Face à des défis sécuritaires et environnementaux croissants, le Mali et le Sénégal renforcent leur collaboration, dépassant les divergences politiques au sein de la Cedeao pour privilégier des relations bilatérales pragmatiques.
Début 2025, la coopération entre les deux pays connaît un nouvel élan, marqué par le lancement officiel, le 20 février 2025, de patrouilles conjointes dans la région frontalière de Diboli, près de Kayes. Cette initiative vise à contrer la menace grandissante du groupe jihadiste JNIM, responsable de plusieurs attaques et de l’assassinat de figures religieuses soufies proches de Dakar. Les opérations mobilisent la Zone militaire N°4 et le GARSI du côté sénégalais, s’appuyant sur l’expérience des patrouilles tripartites menées en septembre 2024 avec la Mauritanie.
Les 10 et 11 septembre 2024, des patrouilles terrestres et fluviales ont été conduites successivement à Diogountourou en Mauritanie, puis à Aroundou au Sénégal. Cette collaboration sécuritaire s’inscrit dans le prolongement d’un accord militaire technique signé en mars 2021 entre les deux pays.
Au-delà de la sécurité, la coopération s’étend à d’autres domaines, notamment le corridor commercial Dakar-Bamako, essentiel pour l’économie régionale. Le Mali reste le principal client africain du Sénégal, représentant 50,5% des exportations sénégalaises vers l’Afrique, soit un volume estimé à 1404,5 milliards de FCFA en 2022. Ce partenariat a été renforcé par la visite du président sénégalais Bassirou Diomaye Faye au Mali en mai 2024, marquant une intensification des échanges bilatéraux.
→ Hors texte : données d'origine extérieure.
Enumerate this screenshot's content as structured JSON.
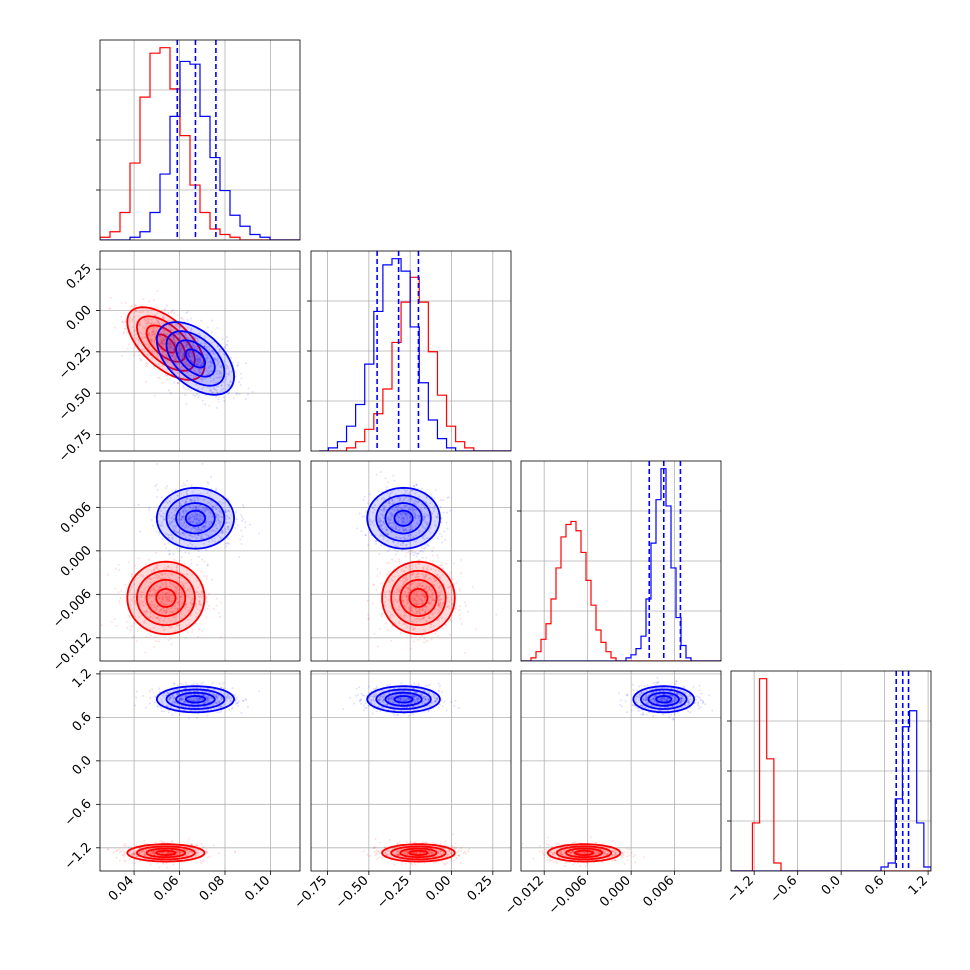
{
  "chart_data": {
    "type": "corner",
    "grid": true,
    "series": [
      {
        "name": "",
        "color": "#0000ff",
        "mean": [
          0.067,
          -0.29,
          0.0045,
          0.85
        ],
        "std": [
          0.0085,
          0.11,
          0.0021,
          0.09
        ],
        "corr": [
          [
            1,
            -0.5,
            0,
            0
          ],
          [
            -0.5,
            1,
            0,
            0
          ],
          [
            0,
            0,
            1,
            0
          ],
          [
            0,
            0,
            0,
            1
          ]
        ],
        "quantiles": [
          [
            0.059,
            0.067,
            0.076
          ],
          [
            -0.45,
            -0.32,
            -0.2
          ],
          [
            0.0025,
            0.0045,
            0.0068
          ],
          [
            0.76,
            0.85,
            0.93
          ]
        ]
      },
      {
        "name": "",
        "color": "#ff0000",
        "mean": [
          0.054,
          -0.2,
          -0.0065,
          -1.27
        ],
        "std": [
          0.0085,
          0.11,
          0.0025,
          0.06
        ],
        "corr": [
          [
            1,
            -0.6,
            0,
            0
          ],
          [
            -0.6,
            1,
            0,
            0
          ],
          [
            0,
            0,
            1,
            0
          ],
          [
            0,
            0,
            0,
            1
          ]
        ],
        "quantiles": null
      }
    ],
    "parameters": [
      {
        "range": [
          0.025,
          0.113
        ],
        "ticks": [
          "0.04",
          "0.06",
          "0.08",
          "0.10"
        ],
        "tick_values": [
          0.04,
          0.06,
          0.08,
          0.1
        ]
      },
      {
        "range": [
          -0.85,
          0.36
        ],
        "ticks": [
          "−0.75",
          "−0.50",
          "−0.25",
          "0.00",
          "0.25"
        ],
        "tick_values": [
          -0.75,
          -0.5,
          -0.25,
          0.0,
          0.25
        ]
      },
      {
        "range": [
          -0.0152,
          0.0124
        ],
        "ticks": [
          "−0.012",
          "−0.006",
          "0.000",
          "0.006"
        ],
        "tick_values": [
          -0.012,
          -0.006,
          0.0,
          0.006
        ]
      },
      {
        "range": [
          -1.52,
          1.24
        ],
        "ticks": [
          "−1.2",
          "−0.6",
          "0.0",
          "0.6",
          "1.2"
        ],
        "tick_values": [
          -1.2,
          -0.6,
          0.0,
          0.6,
          1.2
        ]
      }
    ],
    "histograms": [
      {
        "edges_count": 20,
        "blue": [
          0,
          0,
          0,
          1,
          3,
          10,
          24,
          45,
          65,
          64,
          45,
          30,
          18,
          9,
          5,
          2,
          1,
          0,
          0,
          0
        ],
        "red": [
          1,
          3,
          10,
          28,
          52,
          68,
          70,
          55,
          38,
          20,
          10,
          4,
          2,
          1,
          0,
          0,
          0,
          0,
          0,
          0
        ]
      },
      {
        "edges_count": 20,
        "blue": [
          0,
          1,
          3,
          8,
          15,
          28,
          45,
          60,
          62,
          58,
          40,
          22,
          10,
          4,
          1,
          0,
          0,
          0,
          0,
          0
        ],
        "red": [
          0,
          0,
          0,
          1,
          3,
          7,
          12,
          20,
          35,
          48,
          56,
          48,
          32,
          18,
          8,
          3,
          1,
          0,
          0,
          0
        ],
        "range_override": [
          -0.8,
          0.3
        ]
      },
      {
        "edges_count": 40,
        "blue": [
          0,
          0,
          0,
          0,
          0,
          0,
          0,
          0,
          0,
          0,
          0,
          0,
          0,
          0,
          0,
          0,
          0,
          0,
          0,
          0,
          0,
          1,
          2,
          4,
          8,
          20,
          38,
          52,
          62,
          50,
          30,
          14,
          5,
          1,
          0,
          0,
          0,
          0,
          0,
          0
        ],
        "red": [
          0,
          0,
          1,
          3,
          7,
          12,
          20,
          30,
          40,
          44,
          45,
          42,
          35,
          26,
          18,
          10,
          6,
          3,
          1,
          0,
          0,
          0,
          0,
          0,
          0,
          0,
          0,
          0,
          0,
          0,
          0,
          0,
          0,
          0,
          0,
          0,
          0,
          0,
          0,
          0
        ]
      },
      {
        "edges_count": 28,
        "blue": [
          0,
          0,
          0,
          0,
          0,
          0,
          0,
          0,
          0,
          0,
          0,
          0,
          0,
          0,
          0,
          0,
          0,
          0,
          0,
          0,
          0,
          1,
          2,
          18,
          36,
          40,
          12,
          1
        ],
        "red": [
          0,
          0,
          0,
          12,
          48,
          28,
          2,
          0,
          0,
          0,
          0,
          0,
          0,
          0,
          0,
          0,
          0,
          0,
          0,
          0,
          0,
          0,
          0,
          0,
          0,
          0,
          0,
          0
        ]
      }
    ]
  }
}
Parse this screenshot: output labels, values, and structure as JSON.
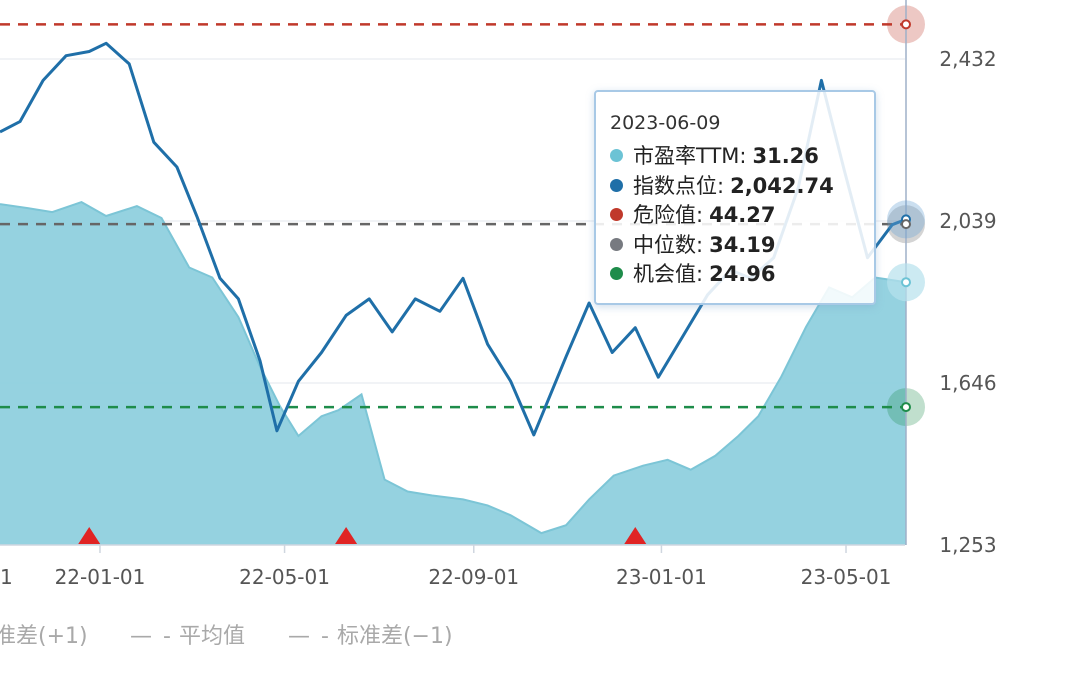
{
  "chart_data": {
    "type": "line",
    "x_ticks": [
      "22-01-01",
      "22-05-01",
      "22-09-01",
      "23-01-01",
      "23-05-01"
    ],
    "x_first_tick_partial": "1",
    "y_right_ticks": [
      "1,253",
      "1,646",
      "2,039",
      "2,432"
    ],
    "y_right_range": [
      1253,
      2575
    ],
    "pe_range": [
      18,
      45.5
    ],
    "reference_lines": [
      {
        "name": "危险值",
        "value": 44.27,
        "color": "#c0392b"
      },
      {
        "name": "中位数",
        "value": 34.19,
        "color": "#666666"
      },
      {
        "name": "机会值",
        "value": 24.96,
        "color": "#1e8c4a"
      }
    ],
    "series": [
      {
        "name": "市盈率TTM",
        "color": "#6cc3d5",
        "x": [
          "2021-10-28",
          "2021-11-15",
          "2021-12-01",
          "2021-12-20",
          "2022-01-05",
          "2022-01-25",
          "2022-02-10",
          "2022-02-28",
          "2022-03-15",
          "2022-04-01",
          "2022-04-15",
          "2022-04-28",
          "2022-05-10",
          "2022-05-25",
          "2022-06-05",
          "2022-06-20",
          "2022-07-05",
          "2022-07-20",
          "2022-08-05",
          "2022-08-25",
          "2022-09-10",
          "2022-09-25",
          "2022-10-15",
          "2022-10-31",
          "2022-11-15",
          "2022-12-01",
          "2022-12-20",
          "2023-01-05",
          "2023-01-20",
          "2023-02-05",
          "2023-02-20",
          "2023-03-05",
          "2023-03-20",
          "2023-04-05",
          "2023-04-20",
          "2023-05-05",
          "2023-05-20",
          "2023-06-09"
        ],
        "values": [
          35.2,
          35.0,
          34.8,
          35.3,
          34.6,
          35.1,
          34.5,
          32.0,
          31.5,
          29.5,
          27.0,
          25.0,
          23.5,
          24.5,
          24.8,
          25.6,
          21.3,
          20.7,
          20.5,
          20.3,
          20.0,
          19.5,
          18.6,
          19.0,
          20.3,
          21.5,
          22.0,
          22.3,
          21.8,
          22.5,
          23.5,
          24.5,
          26.5,
          29.0,
          31.0,
          30.5,
          31.5,
          31.26
        ]
      },
      {
        "name": "指数点位",
        "color": "#1f6fa8",
        "x": [
          "2021-10-28",
          "2021-11-10",
          "2021-11-25",
          "2021-12-10",
          "2021-12-25",
          "2022-01-05",
          "2022-01-20",
          "2022-02-05",
          "2022-02-20",
          "2022-03-05",
          "2022-03-20",
          "2022-04-01",
          "2022-04-15",
          "2022-04-26",
          "2022-05-10",
          "2022-05-25",
          "2022-06-10",
          "2022-06-25",
          "2022-07-10",
          "2022-07-25",
          "2022-08-10",
          "2022-08-25",
          "2022-09-10",
          "2022-09-25",
          "2022-10-10",
          "2022-10-31",
          "2022-11-15",
          "2022-11-30",
          "2022-12-15",
          "2022-12-30",
          "2023-01-15",
          "2023-01-31",
          "2023-02-15",
          "2023-02-28",
          "2023-03-15",
          "2023-03-31",
          "2023-04-15",
          "2023-04-30",
          "2023-05-15",
          "2023-05-31",
          "2023-06-09"
        ],
        "values": [
          2255,
          2280,
          2380,
          2440,
          2450,
          2470,
          2420,
          2230,
          2170,
          2050,
          1900,
          1850,
          1700,
          1530,
          1650,
          1720,
          1810,
          1850,
          1770,
          1850,
          1820,
          1900,
          1740,
          1650,
          1520,
          1710,
          1840,
          1720,
          1780,
          1660,
          1760,
          1860,
          1920,
          1900,
          1950,
          2120,
          2380,
          2160,
          1950,
          2030,
          2042.74
        ]
      }
    ],
    "markers": {
      "shape": "triangle",
      "color": "#e02424",
      "x": [
        "2021-12-25",
        "2022-06-10",
        "2022-12-15"
      ]
    },
    "legend": [
      {
        "label": "准差(+1)"
      },
      {
        "label": "平均值"
      },
      {
        "label": "标准差(−1)"
      }
    ],
    "tooltip": {
      "date": "2023-06-09",
      "rows": [
        {
          "label": "市盈率TTM:",
          "value": "31.26",
          "color": "#6cc3d5"
        },
        {
          "label": "指数点位:",
          "value": "2,042.74",
          "color": "#1f6fa8"
        },
        {
          "label": "危险值:",
          "value": "44.27",
          "color": "#c0392b"
        },
        {
          "label": "中位数:",
          "value": "34.19",
          "color": "#777a80"
        },
        {
          "label": "机会值:",
          "value": "24.96",
          "color": "#1e8c4a"
        }
      ]
    }
  }
}
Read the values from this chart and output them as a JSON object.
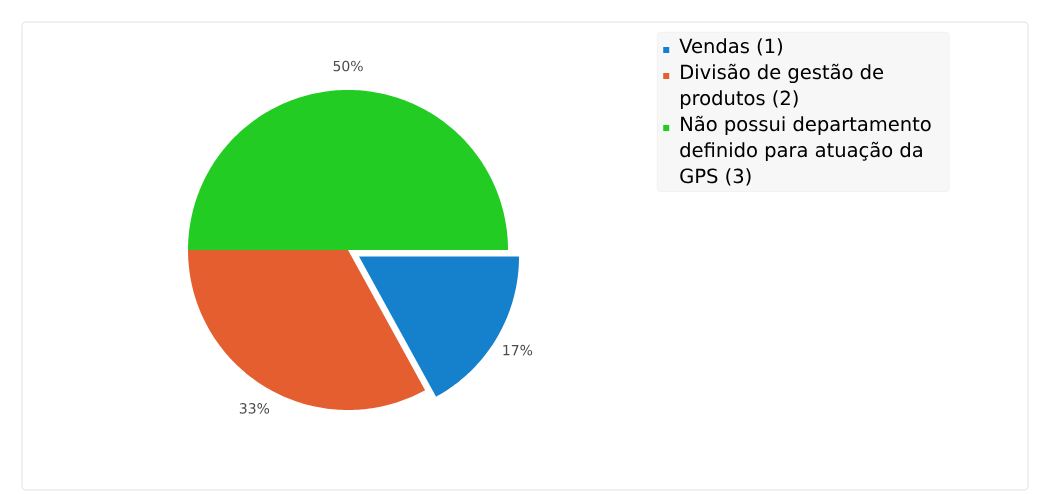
{
  "chart_data": {
    "type": "pie",
    "categories": [
      "Vendas (1)",
      "Divisão de gestão de produtos (2)",
      "Não possui departamento definido para atuação da GPS (3)"
    ],
    "values": [
      17,
      33,
      50
    ],
    "value_labels": [
      "17%",
      "33%",
      "50%"
    ],
    "colors": [
      "#1580cc",
      "#e45e30",
      "#22cc22"
    ],
    "legend": "top right"
  }
}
Sur le plan diplomatique, plusieurs visites de haut niveau illustrent le renforcement des relations. Le 12 août 2024, le Premier ministre sénégalais, Ousmane Sonko, s’est rendu à Bamako pour rencontrer le Président Assimi Goïta. Le 17 octobre 2024, le Professeur Abdoulaye Bathily, envoyé spécial du Président Faye, a été reçu par le président malien après avoir rencontré le président burkinabè Ibrahim Traoré le 10 octobre 2024.
La protection de l’environnement constitue un autre axe majeur de collaboration, abordé lors de la COP16 à Cali, en Colombie. Les ministres de l’Environnement des deux pays, Mamadou Samaké et Daouda Ngom, ont discuté de la pollution de la Falémé, aboutissant àdes mesures concrètes telles que l’interdiction du dragage dans le nouveau code minier malien et des restrictions sur l’exploitation aurifère côté sénégalais.
Cette dynamique de coopération se maintient malgré le retrait officiel du Mali de la Cedeao en janvier 2025, aux côtés du Burkina Faso et du Niger, pour former la Confédération de l’Alliance des États du Sahel (AES). Le président sénégalais a d’ailleurs été désigné «facilitateur» dans cette crise régionale.
Les actions civilo-militaires conjointes, incluant des consultations médicales gratuites pour les populations frontalières, illustrent la dimension humanitaire de cette coopération. Ces initiatives prennent une importance particulière dans un contexte marqué par des catastrophes naturelles, comme l’accident du 26 août à Nabaji Civol, où cinq personnes ont disparu après qu’une pirogue a percuté une poutre d’un pont en construction.
Cette collaboration multidimensionnelle témoigne de la profondeur des liens historiques et sociaux entre les deux pays, comme l’a souligné le Professeur Bathily lors de sa visite du 17 octobre 2024, rappelant qu’il n’existe «pas une seule communauté au Sénégal qui ne soit liée à une autre au Mali».